Impact of woke culture and cancel culture on medical education

Dr Yun Ting Ong1, Prof Lalit Krishna1,2,3,4,5,6,7,8

1Division of Cancer Education, National Cancer Centre Singapore, , Singapore, 2Yong Loo Lin School of Medicine, National University of Singapore, , Singapore, 3Division of Supportive and Palliative Care, National Cancer Centre Singapore, , Singapore, 4Duke-NUS Medical School, , Singapore, 5Palliative Care Institute Liverpool, Academic Palliative & End of Life Care Centre, Cancer Research Centre, University of Liverpool, , United Kingdom, 6Centre for Biomedical Ethics, National University of Singapore, , Singapore, 7The Palliative Care Centre for Excellence in Research and Education, PalC C/O Dover Park Hospice, , Singapore, 8Health Data Science, University of Liverpool, Whelan Building, , United Kingdom

Biography:

Prof Lalit Kumar Radha Krishna is a senior consultant at the Division of Supportive and Palliative Care at National Cancer Singapore. He is actively involved in research in medical ethics and medical education. His research interests include personhood and professional identity formation.

Dr Ong Yun Ting is a medical officer in internal medicine in Singapore.

Abstract:

“Woke culture” is an informal term which references increased awareness of ingrained biases or injustice such as those resulting from differences in race, gender, sexuality, weight, and socioeconomic status. In its extremes, woke-ness has been criticised to be over-sensitive, misguided and performative and has given rise to punitive calling out and cancel culture.

Woke culture has also permeated medical education, with both trainers and trainees showing greater sensitivity to bias and discrimination. However, responding to woke views may lead to respondents being targeted and shamed as part of cancel culture where individuals are blamed rather than held responsible for biases. This disincentivises engaging in any discourse on bias or injustice limiting dissection and disassembling of such biases. Enshrinement of discrimination within medical schools, tutors, learners and therefore future doctors may then lead to worse patient outcomes should implicit and explicit biases pass on to patient care.

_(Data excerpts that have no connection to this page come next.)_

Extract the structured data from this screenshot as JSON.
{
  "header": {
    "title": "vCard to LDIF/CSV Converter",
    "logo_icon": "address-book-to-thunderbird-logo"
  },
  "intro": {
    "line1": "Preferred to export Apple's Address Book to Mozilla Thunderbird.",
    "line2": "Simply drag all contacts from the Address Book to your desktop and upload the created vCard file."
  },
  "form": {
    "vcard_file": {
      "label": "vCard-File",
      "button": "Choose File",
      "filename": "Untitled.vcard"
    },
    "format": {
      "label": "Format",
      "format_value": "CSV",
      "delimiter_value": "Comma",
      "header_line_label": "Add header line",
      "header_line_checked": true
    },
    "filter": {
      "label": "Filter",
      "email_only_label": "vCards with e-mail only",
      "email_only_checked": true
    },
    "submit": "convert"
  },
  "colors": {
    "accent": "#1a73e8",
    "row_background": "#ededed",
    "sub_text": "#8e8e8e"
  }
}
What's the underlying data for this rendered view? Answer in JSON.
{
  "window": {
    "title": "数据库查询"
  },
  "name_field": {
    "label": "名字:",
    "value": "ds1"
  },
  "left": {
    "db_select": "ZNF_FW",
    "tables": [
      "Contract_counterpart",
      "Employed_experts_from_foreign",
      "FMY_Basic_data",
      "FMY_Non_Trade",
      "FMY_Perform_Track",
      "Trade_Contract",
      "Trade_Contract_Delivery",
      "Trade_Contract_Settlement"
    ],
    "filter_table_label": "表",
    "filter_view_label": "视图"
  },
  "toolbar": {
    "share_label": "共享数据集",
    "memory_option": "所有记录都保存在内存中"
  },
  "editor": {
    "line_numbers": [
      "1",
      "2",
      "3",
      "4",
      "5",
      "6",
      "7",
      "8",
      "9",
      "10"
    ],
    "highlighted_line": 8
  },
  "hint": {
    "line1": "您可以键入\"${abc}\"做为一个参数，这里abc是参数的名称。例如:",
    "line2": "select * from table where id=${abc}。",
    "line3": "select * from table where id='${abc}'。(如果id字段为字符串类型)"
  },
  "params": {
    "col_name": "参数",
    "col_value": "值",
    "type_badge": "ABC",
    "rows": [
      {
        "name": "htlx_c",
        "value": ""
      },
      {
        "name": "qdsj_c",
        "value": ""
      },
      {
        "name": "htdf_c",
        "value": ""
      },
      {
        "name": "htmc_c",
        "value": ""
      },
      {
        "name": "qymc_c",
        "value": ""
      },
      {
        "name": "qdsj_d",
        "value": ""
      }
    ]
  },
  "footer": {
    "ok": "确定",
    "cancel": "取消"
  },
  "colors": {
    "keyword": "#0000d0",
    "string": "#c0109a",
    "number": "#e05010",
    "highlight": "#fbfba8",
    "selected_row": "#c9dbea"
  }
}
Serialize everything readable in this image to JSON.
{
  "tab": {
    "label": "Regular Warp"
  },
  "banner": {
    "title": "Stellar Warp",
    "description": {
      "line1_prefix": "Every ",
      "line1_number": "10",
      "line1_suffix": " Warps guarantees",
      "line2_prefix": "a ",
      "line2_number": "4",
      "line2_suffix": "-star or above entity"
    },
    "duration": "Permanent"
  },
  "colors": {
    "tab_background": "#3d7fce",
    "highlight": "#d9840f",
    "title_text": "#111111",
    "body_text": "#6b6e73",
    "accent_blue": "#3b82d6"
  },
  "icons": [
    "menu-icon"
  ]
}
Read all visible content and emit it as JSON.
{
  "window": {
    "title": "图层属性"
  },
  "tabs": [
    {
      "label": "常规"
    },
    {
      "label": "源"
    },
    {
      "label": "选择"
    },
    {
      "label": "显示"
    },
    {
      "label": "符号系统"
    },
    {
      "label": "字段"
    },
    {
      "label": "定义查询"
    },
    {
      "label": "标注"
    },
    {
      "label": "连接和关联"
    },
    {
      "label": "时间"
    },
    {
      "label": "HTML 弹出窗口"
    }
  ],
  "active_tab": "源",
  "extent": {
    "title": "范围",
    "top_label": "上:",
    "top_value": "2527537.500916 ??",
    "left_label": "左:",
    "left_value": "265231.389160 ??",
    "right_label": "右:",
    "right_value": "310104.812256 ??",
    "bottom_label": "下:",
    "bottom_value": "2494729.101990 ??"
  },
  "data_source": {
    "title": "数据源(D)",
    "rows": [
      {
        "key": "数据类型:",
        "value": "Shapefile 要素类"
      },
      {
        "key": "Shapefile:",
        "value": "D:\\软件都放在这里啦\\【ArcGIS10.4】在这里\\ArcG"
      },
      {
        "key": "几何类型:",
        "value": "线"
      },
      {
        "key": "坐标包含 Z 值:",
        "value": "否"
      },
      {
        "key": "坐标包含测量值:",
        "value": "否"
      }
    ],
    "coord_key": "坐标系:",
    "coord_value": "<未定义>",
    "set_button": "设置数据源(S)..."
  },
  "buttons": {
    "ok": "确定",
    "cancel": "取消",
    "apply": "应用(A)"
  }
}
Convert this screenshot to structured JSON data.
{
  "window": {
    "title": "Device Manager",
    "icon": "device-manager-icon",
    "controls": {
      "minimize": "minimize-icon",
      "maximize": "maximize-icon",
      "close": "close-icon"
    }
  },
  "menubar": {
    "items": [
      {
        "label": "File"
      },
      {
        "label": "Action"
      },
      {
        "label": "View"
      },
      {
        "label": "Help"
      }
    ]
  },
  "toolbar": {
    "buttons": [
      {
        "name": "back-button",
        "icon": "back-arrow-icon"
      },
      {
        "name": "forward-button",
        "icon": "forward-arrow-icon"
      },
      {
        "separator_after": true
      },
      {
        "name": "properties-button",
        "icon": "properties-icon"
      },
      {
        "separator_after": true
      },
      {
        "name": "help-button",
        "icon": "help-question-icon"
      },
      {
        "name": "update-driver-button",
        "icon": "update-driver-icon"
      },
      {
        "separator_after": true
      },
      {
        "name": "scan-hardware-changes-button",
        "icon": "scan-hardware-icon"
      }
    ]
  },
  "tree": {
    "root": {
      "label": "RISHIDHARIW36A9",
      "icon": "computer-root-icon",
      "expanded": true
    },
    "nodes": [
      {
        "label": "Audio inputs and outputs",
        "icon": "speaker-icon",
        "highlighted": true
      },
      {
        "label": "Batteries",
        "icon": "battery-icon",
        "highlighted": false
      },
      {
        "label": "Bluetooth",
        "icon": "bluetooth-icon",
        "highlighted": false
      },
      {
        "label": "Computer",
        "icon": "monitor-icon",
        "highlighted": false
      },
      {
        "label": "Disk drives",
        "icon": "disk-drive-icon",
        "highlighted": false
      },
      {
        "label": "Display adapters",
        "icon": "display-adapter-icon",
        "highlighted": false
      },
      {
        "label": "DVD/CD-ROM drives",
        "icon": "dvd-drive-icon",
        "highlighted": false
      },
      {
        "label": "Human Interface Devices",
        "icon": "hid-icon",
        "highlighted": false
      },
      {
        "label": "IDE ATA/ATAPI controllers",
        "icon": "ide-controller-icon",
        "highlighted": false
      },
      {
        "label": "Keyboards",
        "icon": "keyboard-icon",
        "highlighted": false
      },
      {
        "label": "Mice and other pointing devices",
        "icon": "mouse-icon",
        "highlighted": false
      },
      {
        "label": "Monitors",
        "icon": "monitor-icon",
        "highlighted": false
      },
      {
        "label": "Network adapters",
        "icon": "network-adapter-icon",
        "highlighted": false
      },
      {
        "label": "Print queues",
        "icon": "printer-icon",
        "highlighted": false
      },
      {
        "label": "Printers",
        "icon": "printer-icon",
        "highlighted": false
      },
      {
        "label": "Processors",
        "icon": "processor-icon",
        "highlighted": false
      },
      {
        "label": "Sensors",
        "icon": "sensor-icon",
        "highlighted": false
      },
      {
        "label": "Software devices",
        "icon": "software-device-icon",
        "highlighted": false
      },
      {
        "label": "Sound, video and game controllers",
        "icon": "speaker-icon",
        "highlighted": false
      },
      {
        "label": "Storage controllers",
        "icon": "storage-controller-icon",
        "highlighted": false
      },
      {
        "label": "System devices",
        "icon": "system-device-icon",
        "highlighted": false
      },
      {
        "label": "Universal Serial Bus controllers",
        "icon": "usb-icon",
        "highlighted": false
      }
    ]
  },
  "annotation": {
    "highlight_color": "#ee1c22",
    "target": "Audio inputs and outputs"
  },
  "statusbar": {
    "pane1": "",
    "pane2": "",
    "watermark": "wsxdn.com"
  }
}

Through review of the literature, this systematic scoping review aims to outline a working definition of woke culture and cancel culture, critiques of woke and cancel culture, impact on medical students and educators and provide advice to guide educators. Successful navigation of woke culture facilitates socioculturally sensitive medical education that does not curtail meaningful discussion on bias.